(Note: I am delighted to put up this guest post by my Washington College of Law, American University colleague Amanda Frost, on the new DOJ policy on the state secrets doctrine. Amanda has done important academic writing in this area, including this 2007 Fordham Law Review article, as well as other areas related to federal courts, including this provocative recent piece in the Virginia Law Review, Overvaluing Uniformity. Amanda, thanks and welcome!)
As Jonathan and Orin have already noted, the Department of Justice issued a new policy regarding use of the state secrets privilege on Wednesday. In a memo, Attorney General Holder declared that the privilege should be reserved for cases in which the privilege is "necessary to protect information" that "could reasonably be expected to cause significant harm to the national defense or foreign relations"—a narrower standard than used in the past. Most important, the new policy establishes several additional layers of government review before the privilege can be asserted, culminating in the required pre-approval of the Attorney General himself. Holder also promises to report regularly to Congress regarding use of the privilege.

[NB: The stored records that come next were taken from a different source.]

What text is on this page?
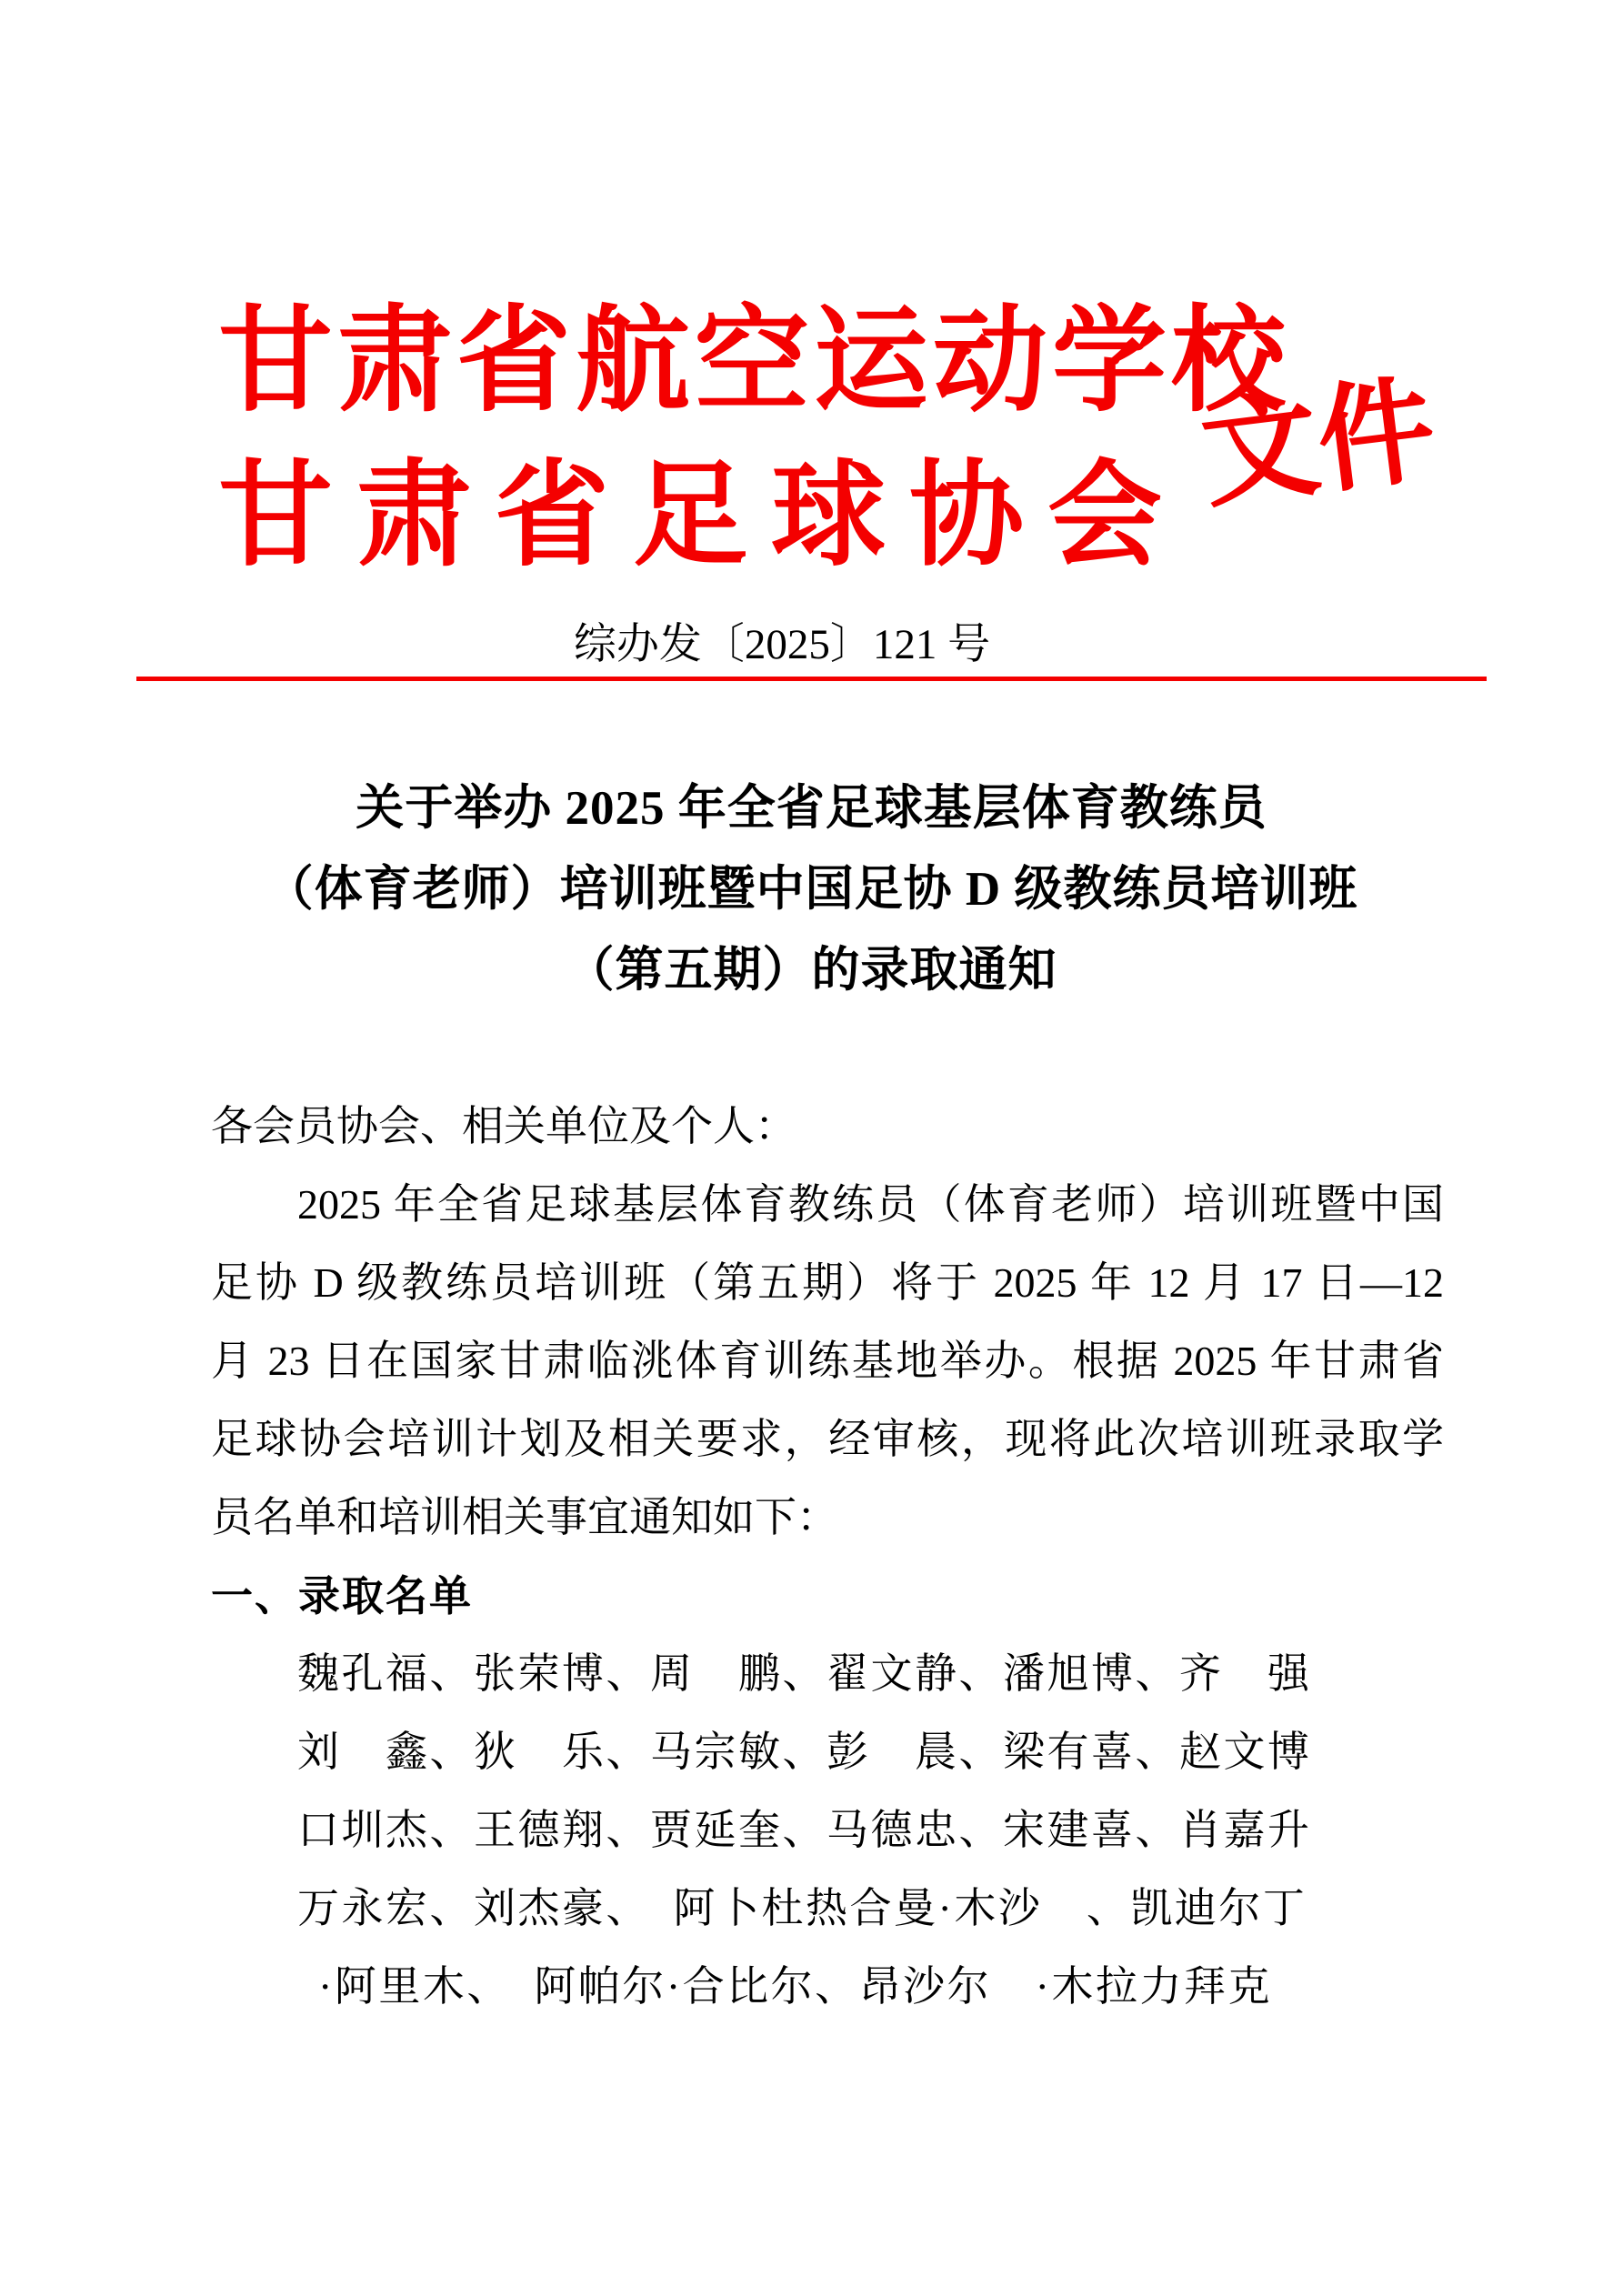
甘肃省航空运动学校
甘肃省足球协会 文件
综办发〔2025〕121 号
关于举办 2025 年全省足球基层体育教练员
（体育老师）培训班暨中国足协 D 级教练员培训班
（第五期）的录取通知
各会员协会、相关单位及个人：
2025 年全省足球基层体育教练员（体育老师）培训班暨中国
足协 D 级教练员培训班（第五期）将于 2025 年 12 月 17 日—12
月 23 日在国家甘肃临洮体育训练基地举办。根据 2025 年甘肃省
足球协会培训计划及相关要求，经审核，现将此次培训班录取学
员名单和培训相关事宜通知如下：
一、录取名单
魏孔福、张荣博、周　鹏、翟文静、潘旭博、齐　强
刘　鑫、狄　乐、马宗敏、彭　晨、梁有喜、赵文博
口圳杰、王德翔、贾延奎、马德忠、宋建喜、肖嘉升
万永宏、刘杰豪、　阿卜杜热合曼·木沙　、凯迪尔丁
·阿里木、　阿帕尔·合比尔、昂沙尔　·木拉力拜克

The new policy should be welcomed not only by critics of the privilege, but also by its fans. As the Obama Administration surely realized, the privilege was in danger of being limited by both the courts and Congress, since at least some members of both branches had lost faith in the executive's ability to assert the privilege in good faith.
Ever since the Supreme Court first recognized the privilege in its 1953 decision in Reynolds v. United States, the lower courts have mostly deferred to executive claims of privilege, and Congress has chosen not to regulate or limit its use. Recently, however, the executive's increasing reliance on the privilege as grounds for outright dismissal of cases challenging the legality of its conduct inspired the other two branches to push back. In the past few years, a few lower courts have denied claims of privilege on the ground that the government exaggerated the risks to national security of disclosure, and even speculated that the executive is too self-interested to be completely trusted with its use.
For example, in Mohamed v. Jeppesen Dataplan, Inc., the Ninth Circuit commented that the executive might assert the privilege to avoid "embarrassment" rather than preserve state secrets, and thus refused to defer to the executive's claimed need for secrecy in a case challenging the legality of extraordinary rendition. Congress is also seeking to take back control of the privilege. A bill entitled The State Secrets Protection Act, currently pending in the House, would limit and guide executive assertions of the privilege.
By voluntarily checking its own assertion of the privilege, the Administration may have slowed the momentum by these other two branches to establish greater restrictions on executive use of the privilege. For those, like myself, who are concerned about the privilege's abuse in the hands of any executive, the new policy is a mixed blessing. Yes, I am happy to see the Administration voluntarily establish constraints on its use of the privilege, but I am hesitant to leave the privilege completely to the executive's discretion. Ironically, then, the very policy shift that limits the privilege today may be the one that prevents courts and Congress from limiting abuse of the privilege in the future.